There are three artist-run centres as well as two more specifically interested in film and video. A solo show in one of these spaces will pay most expenses and give you up to $2000NZ. There are quite a number of cheesy commercial galleries as well as four or five that you can generally count on for a good show. The Power Plant is a large public gallery similar to Artspace in Auckland while the Art Gallery of Ontario is your standard public gallery covering all those art movements you had to study in school.

Summer for us comes in July and August which generally means galleries either close or put weak group shows up which make me think they should have just closed. Much to my surprise, Mercer Union put up not one, but two stellar solo shows. In the front gallery, local artist/ architect Adrian Blackwell built a spiral amphitheatre out of plywood and 2 x 4s while in the back gallery the rather nomadic Alex Morrison drew every house he has ever lived in from memory in 3D on the walls. In addition to the drawings, he showed a video of himself doing some skateboarding tricks in someone else’s house which I got the impression was not run past the home owner first. Morrison, a once semi-pro skateboarder, did what comes natural and improvised his skate park out of the fixtures in the house and occasionally uses a standard sheet of plywood which also showed up in the gallery. The video loop of about ten short outtakes included jumps over the opened stove door, off of the kitchen counter or onto a radiator. Like any regular skate video, a few failed attempts are shown before the trick that worked. The sheet of plywood was leaned against a wall in the gallery with a dual purpose, while watching the video it was an easy association to see the wood as an improvised skate ramp. What wasn’t so apparent was that while the outside acted as a ramp, the underside was covered with magazine ads and pictures like a hiding space for a child or a temporary shelter.

I think part of what made these shows so good was their natural comparisons to each other. The Home Wrecker video prompted many viewers to try and convince Alex to skateboard around the spiral plywood “ramp” in the front gallery; while visually, Morrison’s drawings could be seen as future building projects for Blackwell to create as the basic line drawings suggest his homes have never consisted of anything more then plywood floors and 2 x 4 walls.

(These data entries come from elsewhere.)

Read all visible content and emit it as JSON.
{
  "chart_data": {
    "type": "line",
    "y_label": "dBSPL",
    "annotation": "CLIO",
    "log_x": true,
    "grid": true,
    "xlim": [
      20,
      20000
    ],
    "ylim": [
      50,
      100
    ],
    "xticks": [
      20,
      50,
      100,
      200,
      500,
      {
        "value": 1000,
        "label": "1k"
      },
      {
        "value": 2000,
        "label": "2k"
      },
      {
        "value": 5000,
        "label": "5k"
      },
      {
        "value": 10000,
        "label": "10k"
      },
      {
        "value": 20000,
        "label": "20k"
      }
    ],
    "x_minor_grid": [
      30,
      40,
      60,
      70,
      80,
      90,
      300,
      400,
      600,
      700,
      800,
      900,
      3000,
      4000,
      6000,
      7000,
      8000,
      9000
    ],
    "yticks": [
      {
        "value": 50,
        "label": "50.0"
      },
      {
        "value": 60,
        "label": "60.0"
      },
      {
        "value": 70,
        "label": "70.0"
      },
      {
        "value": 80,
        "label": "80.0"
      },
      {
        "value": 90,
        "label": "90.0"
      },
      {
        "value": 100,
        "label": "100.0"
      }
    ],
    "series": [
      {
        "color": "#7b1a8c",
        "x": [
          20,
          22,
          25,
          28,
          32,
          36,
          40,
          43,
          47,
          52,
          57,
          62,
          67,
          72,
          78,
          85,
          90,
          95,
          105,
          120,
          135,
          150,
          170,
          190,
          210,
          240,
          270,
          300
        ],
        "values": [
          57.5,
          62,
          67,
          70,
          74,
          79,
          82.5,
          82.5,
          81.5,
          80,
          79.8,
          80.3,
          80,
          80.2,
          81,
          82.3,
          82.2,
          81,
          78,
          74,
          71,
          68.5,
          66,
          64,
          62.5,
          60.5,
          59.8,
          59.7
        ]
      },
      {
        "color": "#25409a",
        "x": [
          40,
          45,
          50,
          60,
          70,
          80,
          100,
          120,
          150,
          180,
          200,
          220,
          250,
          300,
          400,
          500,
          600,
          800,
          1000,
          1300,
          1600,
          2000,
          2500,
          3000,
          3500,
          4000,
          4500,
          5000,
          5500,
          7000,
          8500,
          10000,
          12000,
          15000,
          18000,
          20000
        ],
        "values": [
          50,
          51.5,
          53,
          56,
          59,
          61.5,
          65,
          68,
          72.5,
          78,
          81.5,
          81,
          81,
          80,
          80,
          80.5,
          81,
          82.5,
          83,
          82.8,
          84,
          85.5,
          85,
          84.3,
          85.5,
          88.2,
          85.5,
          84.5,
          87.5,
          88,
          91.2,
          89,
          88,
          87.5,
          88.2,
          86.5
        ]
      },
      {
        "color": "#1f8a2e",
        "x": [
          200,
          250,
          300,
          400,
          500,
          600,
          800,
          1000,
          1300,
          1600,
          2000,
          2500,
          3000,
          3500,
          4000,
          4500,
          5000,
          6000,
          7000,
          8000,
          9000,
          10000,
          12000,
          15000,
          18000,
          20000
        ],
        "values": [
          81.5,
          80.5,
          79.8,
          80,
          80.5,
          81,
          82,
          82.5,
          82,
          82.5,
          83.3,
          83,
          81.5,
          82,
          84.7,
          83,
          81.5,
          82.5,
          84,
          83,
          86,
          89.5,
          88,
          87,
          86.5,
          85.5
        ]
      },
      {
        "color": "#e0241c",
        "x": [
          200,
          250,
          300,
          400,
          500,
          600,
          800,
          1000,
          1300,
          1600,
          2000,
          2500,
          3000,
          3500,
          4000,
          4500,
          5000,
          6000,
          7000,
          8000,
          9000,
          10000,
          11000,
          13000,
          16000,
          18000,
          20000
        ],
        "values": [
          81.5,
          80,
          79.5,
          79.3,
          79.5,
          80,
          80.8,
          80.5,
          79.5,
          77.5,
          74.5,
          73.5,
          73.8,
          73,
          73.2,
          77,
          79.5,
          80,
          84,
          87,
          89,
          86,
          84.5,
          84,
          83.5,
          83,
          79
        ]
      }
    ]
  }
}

Zsa Zsa is a small gallery which often shows emerging artists who can cough up the $400 rent. With this in mind the quality of shows tends to be overshadowed by the need for money. September’s show was by an artist known as “Mister Entertainment”, which was his first show in Toronto. Mister’s schtick is to be an anonymous artist in a world where we’re all obsessed with fame and getting our name out there or something like that. The punch line has some holes in it but the work was good. The show consisted of three projects -a series of touched-up chunks of billboard ads, broken glass stars for “fallen celebrities” and the backdrop from the Oscars in which Mister photographed each viewer in front of the wall holding an Oscar. In my mind, the award for best work in the show goes to the billboards. These works were ripped down from thickly covered billboards on the street which Mister then attached to wood, trimmed the edges nice and neat and markered in black Zorro-like masks onto everyone in the posters. The more obscure ads look very natural as though some 20-something ad agent thought it would be really clever to use a masked model to sell their product, while ads for Fight Club with Edward Norton and Brad Pitt “in disguise” warranted a double take.

Generally, things are looking good here. Douglas Gordon is showing at the Power Plant; Wynick/ Tuck, one of the better commercial galleries, has finally re-opened in a new location; and Katherine Mulherine, a young art dealer, has just opened her third gallery on Queen St. East in two years.

Mitch Robertson is an artist based in Toronto, Canada. Mitch Robertson is a smooth talker. Mitch Robertson is not a big tipper. Mitch Robertson needs a place to stay in New Zealand for April 2002. Mitch Robertson has never written a review before this one.